Toiletten-Training für Rinder

„Rinderurin ist eine der Hauptursachen für unser Stickstoffproblem. Jede Reduzierung würde einen Unterschied machen“, sagt Douglas Elliffe, Psychologe an der University of Auckland, der am Experiment beteiligt war. Bereits bei zehn bis 20 Prozent verringerten Urinausscheidungen könnten laut Elliffe Treibhausgasemissionen und die Nitratauswaschung stark reduziert werden. 

Ziel der Forschenden war es deshalb, einen Großteil des Urins der Rinder aufzufangen. In einem 15-tägigen Experiment brachten sie 16 Kälbern bei, ihren Harndrang zu kontrollieren und an der richtigen Stelle zu urinieren. Angelehnt an das Toiletten-Training von Kleinkindern, gestalteten sie ihr Experiment mit Belohnung, sobald am richtigen Ort uriniert wurde.

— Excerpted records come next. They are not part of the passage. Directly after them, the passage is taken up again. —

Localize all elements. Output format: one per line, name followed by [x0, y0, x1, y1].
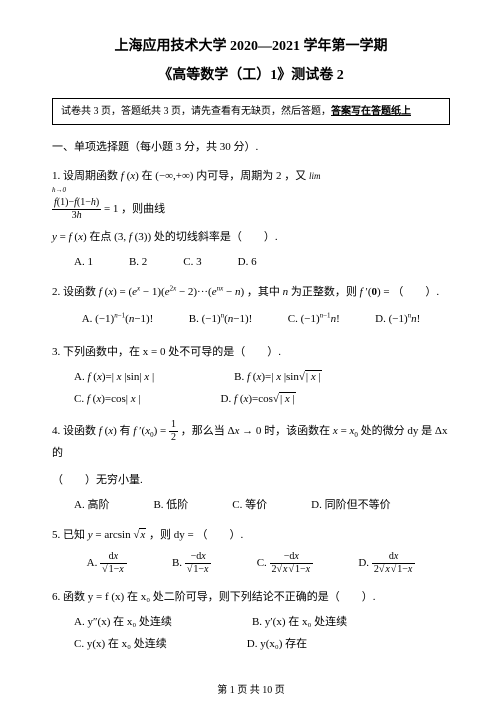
q5-options: A. dx√1−x B. −dx√1−x C. −dx2√x√1−x D. dx…: [52, 552, 450, 575]
question-2: 2. 设函数 f (x) = (ex − 1)(e2x − 2)···(enx …: [52, 282, 450, 303]
q4-opt-b: B. 低阶: [153, 497, 188, 514]
instructions-underline: 答案写在答题纸上: [331, 106, 411, 117]
q1-text-4: ，则曲线: [118, 203, 165, 215]
q5-opt-b: B. −dx√1−x: [172, 552, 211, 575]
q6-opt-d: D. y(x₀) 存在: [247, 636, 307, 653]
q4-text-2: ，那么当: [178, 425, 228, 437]
q3-opt-c: C. f (x)=cos| x |: [74, 391, 141, 408]
q4-text-3: 时，该函数在: [261, 425, 333, 437]
page-title-1: 上海应用技术大学 2020—2021 学年第一学期: [52, 36, 450, 57]
q2-opt-c: C. (−1)n−1n!: [288, 309, 340, 330]
q5-opt-d: D. dx2√x√1−x: [358, 552, 415, 575]
q6-opt-a: A. y″(x) 在 x₀ 处连续: [74, 614, 172, 631]
q4-opt-a: A. 高阶: [74, 497, 109, 514]
q4-options: A. 高阶 B. 低阶 C. 等价 D. 同阶但不等价: [52, 497, 450, 514]
question-5: 5. 已知 y = arcsin √x ，则 dy = （ ）.: [52, 525, 450, 546]
q1-opt-c: C. 3: [183, 254, 201, 271]
question-6: 6. 函数 y = f (x) 在 x₀ 处二阶可导，则下列结论不正确的是（ ）…: [52, 587, 450, 608]
q6-opt-c: C. y(x) 在 x₀ 处连续: [74, 636, 167, 653]
q4-text-1: 4. 设函数: [52, 425, 99, 437]
q5-opt-a: A. dx√1−x: [87, 552, 127, 575]
q3-opt-d: D. f (x)=cos√| x |: [221, 391, 296, 408]
q1-text-3: ，又: [281, 170, 309, 182]
q4-opt-c: C. 等价: [232, 497, 267, 514]
section-heading: 一、单项选择题（每小题 3 分，共 30 分）.: [52, 139, 450, 156]
q6-options: A. y″(x) 在 x₀ 处连续 B. y′(x) 在 x₀ 处连续 C. y…: [52, 614, 450, 653]
page-title-2: 《高等数学（工）1》测试卷 2: [52, 65, 450, 86]
q1-fraction: f(1)−f(1−h) 3h: [52, 198, 101, 221]
question-4: 4. 设函数 f (x) 有 f ′(x0) = 12 ，那么当 Δx → 0 …: [52, 420, 450, 464]
q2-text-1: 2. 设函数: [52, 286, 99, 298]
q4-opt-d: D. 同阶但不等价: [311, 497, 390, 514]
question-3: 3. 下列函数中，在 x = 0 处不可导的是（ ）.: [52, 342, 450, 363]
q6-opt-b: B. y′(x) 在 x₀ 处连续: [252, 614, 347, 631]
q1-text-5: 在点: [87, 231, 115, 243]
q2-options: A. (−1)n−1(n−1)! B. (−1)n(n−1)! C. (−1)n…: [52, 309, 450, 330]
q2-opt-a: A. (−1)n−1(n−1)!: [82, 309, 154, 330]
q1-fx: f: [121, 170, 124, 182]
q1-text-6: 处的切线斜率是（ ）.: [151, 231, 278, 243]
instructions-prefix: 试卷共 3 页，答题纸共 3 页，请先查看有无缺页，然后答题，: [61, 106, 331, 117]
q5-opt-c: C. −dx2√x√1−x: [257, 552, 313, 575]
q2-text-3: （ ）.: [390, 286, 440, 298]
q5-text-1: 5. 已知: [52, 529, 88, 541]
question-4-line2: （ ）无穷小量.: [52, 470, 450, 491]
q1-opt-d: D. 6: [238, 254, 257, 271]
q1-text-2: 内可导，周期为: [193, 170, 276, 182]
instructions-box: 试卷共 3 页，答题纸共 3 页，请先查看有无缺页，然后答题，答案写在答题纸上: [52, 98, 450, 125]
q1-options: A. 1 B. 2 C. 3 D. 6: [52, 254, 450, 271]
q2-text-2: 为正整数，则: [288, 286, 360, 298]
q3-options: A. f (x)=| x |sin| x | B. f (x)=| x |sin…: [52, 369, 450, 408]
q1-text-1: 1. 设周期函数: [52, 170, 121, 182]
q3-opt-b: B. f (x)=| x |sin√| x |: [234, 369, 322, 386]
q3-opt-a: A. f (x)=| x |sin| x |: [74, 369, 154, 386]
q2-opt-b: B. (−1)n(n−1)!: [189, 309, 253, 330]
page-footer: 第 1 页 共 10 页: [0, 683, 502, 698]
q1-opt-a: A. 1: [74, 254, 93, 271]
q5-text-2: ，则 dy = （ ）.: [146, 529, 243, 541]
question-1-line2: y = f (x) 在点 (3, f (3)) 处的切线斜率是（ ）.: [52, 227, 450, 248]
q2-opt-d: D. (−1)nn!: [375, 309, 420, 330]
q1-opt-b: B. 2: [129, 254, 147, 271]
question-1: 1. 设周期函数 f (x) 在 (−∞,+∞) 内可导，周期为 2 ，又 li…: [52, 166, 450, 221]
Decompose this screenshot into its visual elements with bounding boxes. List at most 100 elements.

Zunächst wurden die Rinder dazu in einer Latrinenbox gehalten und mit Futter belohnt, wenn sie in dieser ihr Geschäft verrichteten. Die Rinder assoziierten mit der Latrine also Belohnung. Daraufhin wurden die Tiere auf der Wiese konditioniert, die Latrine für das Urinieren gezielt aufzusuchen. Dazu wurden sie mit einem Halsband ausgestattet, das vibrierte, wenn die Rinder ihre Ausscheidungen an der falschen Stelle ließen. Schmerzen verursachte das bei den Tieren nicht, aber sie lernten, an den positiv konnotierten Ort zu gehen, um ihr Geschäft zu verrichten: die Latrine. Dort wurden sie nach dem Urinieren schließlich wieder mit Futter belohnt.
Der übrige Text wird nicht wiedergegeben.